Goodbye South Africa - Hello Africa


Posted on Wednesday, April 20, 2016 by Unknown

Thursday, April 14, 2016

Darkness surrounds - it captures
Hope feels years away
The lesson not to give up has to be relearned
Every day Every moment
Pain is the only constant

Yet the soul keeps travelling on a road knowing that one ray of change will light it all

Posted on Thursday, April 14, 2016 by Unknown

Saturday, February 20, 2016

Year One Evaluation:

Currently, the plants are 18 months old. This is a short evaluation on their growth. I removed all their fruit.

Sharpblue: Healthy growth, developed a nice spread of branches.

Dixi: The majority of the plants died, there is hardly any growth with the surviving plants, the worst performer by far. I have very little hope that they will come right.

Powder Blue: I thought Powder Blue and Misty would be great varieties, but they have not performed well. There has been very little growth and both have lost a few plants. These two are my biggest disappointments.

Misty: See Powder blue

Centurion: Has performed better than expected. I wasn't sure about getting Centurion full stop, but they are my third best performer. Their growth has been slow but steady. They are delicate beautiful little plants with olive shaped light green leaves.
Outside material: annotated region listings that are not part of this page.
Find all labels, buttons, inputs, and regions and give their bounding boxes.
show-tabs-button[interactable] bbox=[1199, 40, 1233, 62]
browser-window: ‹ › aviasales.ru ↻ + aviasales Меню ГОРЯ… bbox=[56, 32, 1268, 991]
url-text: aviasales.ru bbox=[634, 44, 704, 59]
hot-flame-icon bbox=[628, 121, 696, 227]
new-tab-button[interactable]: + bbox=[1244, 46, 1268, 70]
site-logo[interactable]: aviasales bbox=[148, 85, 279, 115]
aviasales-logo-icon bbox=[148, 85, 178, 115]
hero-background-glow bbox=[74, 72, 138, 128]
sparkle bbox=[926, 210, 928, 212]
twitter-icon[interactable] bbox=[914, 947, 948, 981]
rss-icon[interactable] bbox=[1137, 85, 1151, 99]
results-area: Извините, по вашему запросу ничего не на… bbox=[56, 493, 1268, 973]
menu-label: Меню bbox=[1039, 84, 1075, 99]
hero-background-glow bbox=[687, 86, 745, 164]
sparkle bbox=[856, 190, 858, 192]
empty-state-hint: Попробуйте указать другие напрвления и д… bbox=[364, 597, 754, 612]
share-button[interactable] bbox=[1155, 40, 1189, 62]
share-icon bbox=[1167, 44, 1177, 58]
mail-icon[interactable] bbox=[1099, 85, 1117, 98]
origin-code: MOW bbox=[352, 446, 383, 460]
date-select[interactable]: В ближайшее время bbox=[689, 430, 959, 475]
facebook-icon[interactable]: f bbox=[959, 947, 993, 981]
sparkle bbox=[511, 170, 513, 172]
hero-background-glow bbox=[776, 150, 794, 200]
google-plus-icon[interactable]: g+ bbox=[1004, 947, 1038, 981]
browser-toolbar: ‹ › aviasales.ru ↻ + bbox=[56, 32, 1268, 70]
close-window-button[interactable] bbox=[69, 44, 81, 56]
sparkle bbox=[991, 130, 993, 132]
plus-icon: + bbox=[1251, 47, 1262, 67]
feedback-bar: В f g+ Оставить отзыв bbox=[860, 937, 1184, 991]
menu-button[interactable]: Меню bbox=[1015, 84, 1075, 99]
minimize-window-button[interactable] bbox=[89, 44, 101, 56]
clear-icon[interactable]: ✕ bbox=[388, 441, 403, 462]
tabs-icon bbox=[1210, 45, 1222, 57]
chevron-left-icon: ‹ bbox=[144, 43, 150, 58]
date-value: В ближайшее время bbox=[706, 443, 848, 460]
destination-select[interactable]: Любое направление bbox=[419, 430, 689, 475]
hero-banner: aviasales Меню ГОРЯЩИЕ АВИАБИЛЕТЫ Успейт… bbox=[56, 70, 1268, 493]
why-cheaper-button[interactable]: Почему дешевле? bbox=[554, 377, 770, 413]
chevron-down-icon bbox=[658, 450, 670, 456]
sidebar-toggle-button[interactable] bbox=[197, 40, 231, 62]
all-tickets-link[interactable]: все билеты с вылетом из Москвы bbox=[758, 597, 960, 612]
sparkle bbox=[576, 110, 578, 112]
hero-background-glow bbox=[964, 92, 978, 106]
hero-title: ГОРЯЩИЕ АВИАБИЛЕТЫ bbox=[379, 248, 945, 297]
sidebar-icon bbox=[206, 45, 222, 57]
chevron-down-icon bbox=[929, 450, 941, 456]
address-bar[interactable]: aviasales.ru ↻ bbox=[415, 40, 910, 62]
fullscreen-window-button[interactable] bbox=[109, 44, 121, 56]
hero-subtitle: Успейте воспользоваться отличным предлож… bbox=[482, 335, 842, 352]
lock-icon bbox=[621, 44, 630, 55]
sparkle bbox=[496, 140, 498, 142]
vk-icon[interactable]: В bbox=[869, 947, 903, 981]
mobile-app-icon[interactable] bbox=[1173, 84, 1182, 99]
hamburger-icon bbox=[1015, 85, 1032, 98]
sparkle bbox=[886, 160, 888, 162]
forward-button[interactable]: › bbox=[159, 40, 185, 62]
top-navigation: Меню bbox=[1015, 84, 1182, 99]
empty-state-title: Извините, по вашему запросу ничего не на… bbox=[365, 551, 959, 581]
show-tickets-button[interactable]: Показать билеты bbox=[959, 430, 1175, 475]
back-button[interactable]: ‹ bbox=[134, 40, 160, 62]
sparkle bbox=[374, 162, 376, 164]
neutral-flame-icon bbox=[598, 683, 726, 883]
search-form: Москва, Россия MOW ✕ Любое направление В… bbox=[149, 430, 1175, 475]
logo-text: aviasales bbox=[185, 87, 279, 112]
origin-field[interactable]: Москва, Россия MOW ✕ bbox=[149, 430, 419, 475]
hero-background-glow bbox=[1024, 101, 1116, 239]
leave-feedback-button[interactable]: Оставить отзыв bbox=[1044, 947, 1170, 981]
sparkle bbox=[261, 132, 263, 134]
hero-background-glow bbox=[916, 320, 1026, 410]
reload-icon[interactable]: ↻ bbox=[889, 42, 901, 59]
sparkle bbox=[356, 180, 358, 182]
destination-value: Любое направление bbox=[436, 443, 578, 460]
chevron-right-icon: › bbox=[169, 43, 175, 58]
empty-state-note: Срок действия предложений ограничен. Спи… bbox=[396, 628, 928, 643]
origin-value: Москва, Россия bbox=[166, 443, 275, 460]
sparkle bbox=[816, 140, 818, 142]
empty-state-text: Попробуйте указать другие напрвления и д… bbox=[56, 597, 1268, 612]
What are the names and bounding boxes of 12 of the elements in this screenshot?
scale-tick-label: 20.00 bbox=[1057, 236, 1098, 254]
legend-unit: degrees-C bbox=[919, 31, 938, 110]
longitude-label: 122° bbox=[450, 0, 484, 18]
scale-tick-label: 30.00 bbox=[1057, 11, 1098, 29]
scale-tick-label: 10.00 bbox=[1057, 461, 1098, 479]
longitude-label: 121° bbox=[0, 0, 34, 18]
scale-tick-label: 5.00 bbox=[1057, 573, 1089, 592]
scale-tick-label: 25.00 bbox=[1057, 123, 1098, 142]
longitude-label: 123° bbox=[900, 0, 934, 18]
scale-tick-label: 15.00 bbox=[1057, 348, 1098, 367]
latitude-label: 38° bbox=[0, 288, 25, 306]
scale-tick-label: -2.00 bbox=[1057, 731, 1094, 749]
Brightwell: Just beating Sharpblue for the price of variety of the year. They have grown well and are healthy. The tallest one grew from 10cm to exactly 60cm tall. there has been very little spreading of the branches. Tall and straight has been their motto.

Chandler: I rescued my chandlers from an abusive home. They have struggled to get going. The majority died. I don't see them being great performers in the future, but time will tell. My remaining chandlers are also looking sick.

Without taking the fruit into consideration, I would bet on a Sharpblue, Brightwell and Centurion orchard, but the real test will be next spring to see what the fruiting per variety will look like.

  

Posted on Saturday, February 20, 2016 by Unknown

Friday, February 19, 2016

I let my first member of staff go.

I fired him.

It feels terrible. It feels really wrong.

This is not why one pours his or her life in a startup. I want to create job. I want to see people thrive and reach their potential.

But with G this didn't work out.


I hired G in December. His family back ground is complicated. His dad was murdered. His family are very poor. Life is hard.

Since he started working he has missed work on so many occasions I had to do something as it was affecting the morale of my staff.

I think he has a drugs or/and alcohol problem. I organised a place in rehab for him. The councillors of the rehab told me that I cannot change him. He needs to make the first step by acknowledging his addiction.

Against my labours consultants advice I asked G if he had an addiction. I asked if I could help.

He turned me down. He turned help down, an opportunity to start again.

I wonder where he will end up. He is a good man. As struggling man, but aren't we all struggling in some way.

Be blessed G. Travel the journey of life well. May you find freedom.